If you use sigmoid function in output layer, you can train and use your multilayer perceptron to perform regression instead of just classification. The output layer will output continuous values instead of binary ones. In the context of classification this can also be useful if you want to have a measure of the confidence of your classification.

smoothing and somehow having soft labels at output (posterior probablities)

Depending on the problem, the sigmoid may be more conveniente than linear. You must have in mind that the sigmoid gives a bounded result.

A sigmoid activation function is lower and upper bounded. For instance, a logistic sigmoid function is ranged between (0,1) and a hyperbolic tangent is ranged between (-1,1). We often use sigmoid activation function in the output layer when we are dealing with a classification problem instead of a regression problem, that is, when the output target is categorical.

It is common practice to use one output unit for each class and if we use a logistic sigmoid activation function for the output layer, then the result is often interpreted as the posterior probability of the class given the input p(c|x). Thus, you can see the multilayer perceptron as a discriminative model like the logistic regression models. My experience is that this approach is powerful for classification purposes but it sometimes results in an ill-calibrated model. To avoid this problem you can also check the softmax activation function.

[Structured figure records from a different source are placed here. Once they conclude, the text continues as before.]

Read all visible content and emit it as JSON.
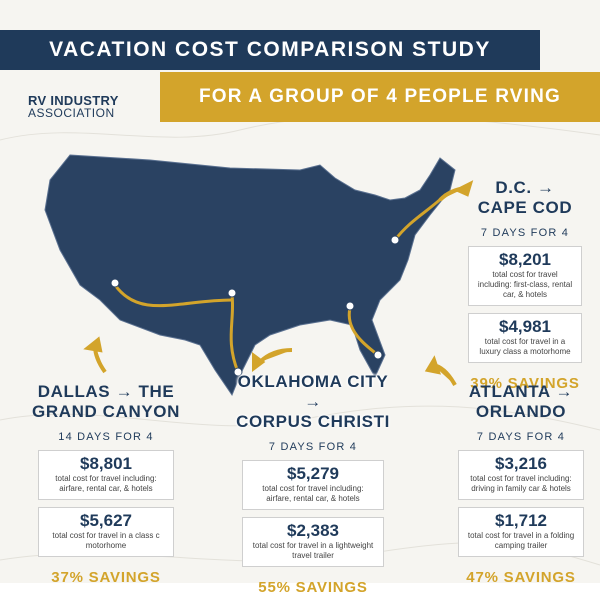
{
  "header": {
    "title": "VACATION COST COMPARISON STUDY",
    "subtitle": "FOR A GROUP OF 4 PEOPLE RVING",
    "logo": [
      "RV INDUSTRY",
      "ASSOCIATION"
    ]
  },
  "trips": [
    {
      "route": [
        "D.C. →",
        "CAPE COD"
      ],
      "duration": "7 DAYS FOR 4",
      "costs": [
        {
          "amount": "$8,201",
          "description": "total cost for travel including: first-class, rental car, & hotels"
        },
        {
          "amount": "$4,981",
          "description": "total cost for travel in a luxury class a motorhome"
        }
      ],
      "savings": "39% SAVINGS"
    },
    {
      "route": [
        "DALLAS → THE",
        "GRAND CANYON"
      ],
      "duration": "14 DAYS FOR 4",
      "costs": [
        {
          "amount": "$8,801",
          "description": "total cost for travel including: airfare, rental car, & hotels"
        },
        {
          "amount": "$5,627",
          "description": "total cost for travel in a class c motorhome"
        }
      ],
      "savings": "37% SAVINGS"
    },
    {
      "route": [
        "OKLAHOMA CITY →",
        "CORPUS CHRISTI"
      ],
      "duration": "7 DAYS FOR 4",
      "costs": [
        {
          "amount": "$5,279",
          "description": "total cost for travel including: airfare, rental car, & hotels"
        },
        {
          "amount": "$2,383",
          "description": "total cost for travel in a lightweight travel trailer"
        }
      ],
      "savings": "55% SAVINGS"
    },
    {
      "route": [
        "ATLANTA →",
        "ORLANDO"
      ],
      "duration": "7 DAYS FOR 4",
      "costs": [
        {
          "amount": "$3,216",
          "description": "total cost for travel including: driving in family car & hotels"
        },
        {
          "amount": "$1,712",
          "description": "total cost for travel in a folding camping trailer"
        }
      ],
      "savings": "47% SAVINGS"
    }
  ]
}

I'm a bit confused.....the output contains the  estimated values which are then compared to the targets. During training weights of the MLP are adjusted in order to minimize the difference between output and target. If the output is transformed by some function so should be the targets..at the end we carry out some nonlinear weighting of the goodness or costfunction. And this seems to me a matter of convenience, depends on the problem.

The statement isn't correct: in multilayer perceptrons the units are sigmoid functions, e.g. for the two-layer perceptron that can represent the XOR function. So it's rather the other way around; while the sigmoid functions realize a classification task, one should rather ask what a linear output function actually is useful for, since such cases might seem much more specialized. And, of course, through a classification scheme it is possible to generate probability distributions on target spaces-though the efficiency is another issue.

As far as I remember the sigmoid - for solving the XOR problem - is applied in the hidden layer whereas the output -should be treated in the same way as the target. Something I got wrong ?

Well, for solving the XOR problem, you need a hidden layer of two sigmoid units and their result is fed into another sigmoid unit, the output unit, which gives the answer. So all units are sigmoid. You could, of course, use any activation function but, for the XOR, at least, you do need to state the mapping, which amounts to giving a threshold, i.e. a sigmoid function. 

Both logistic sigmoid function and hyperbolic tangent function represent a balance between the linear and the non-linear behavior. However, logistic sigmoid function has only positive values and that is a disadvantage for the network. That will require a changes in the thresholds for the activation functions to mitigate it.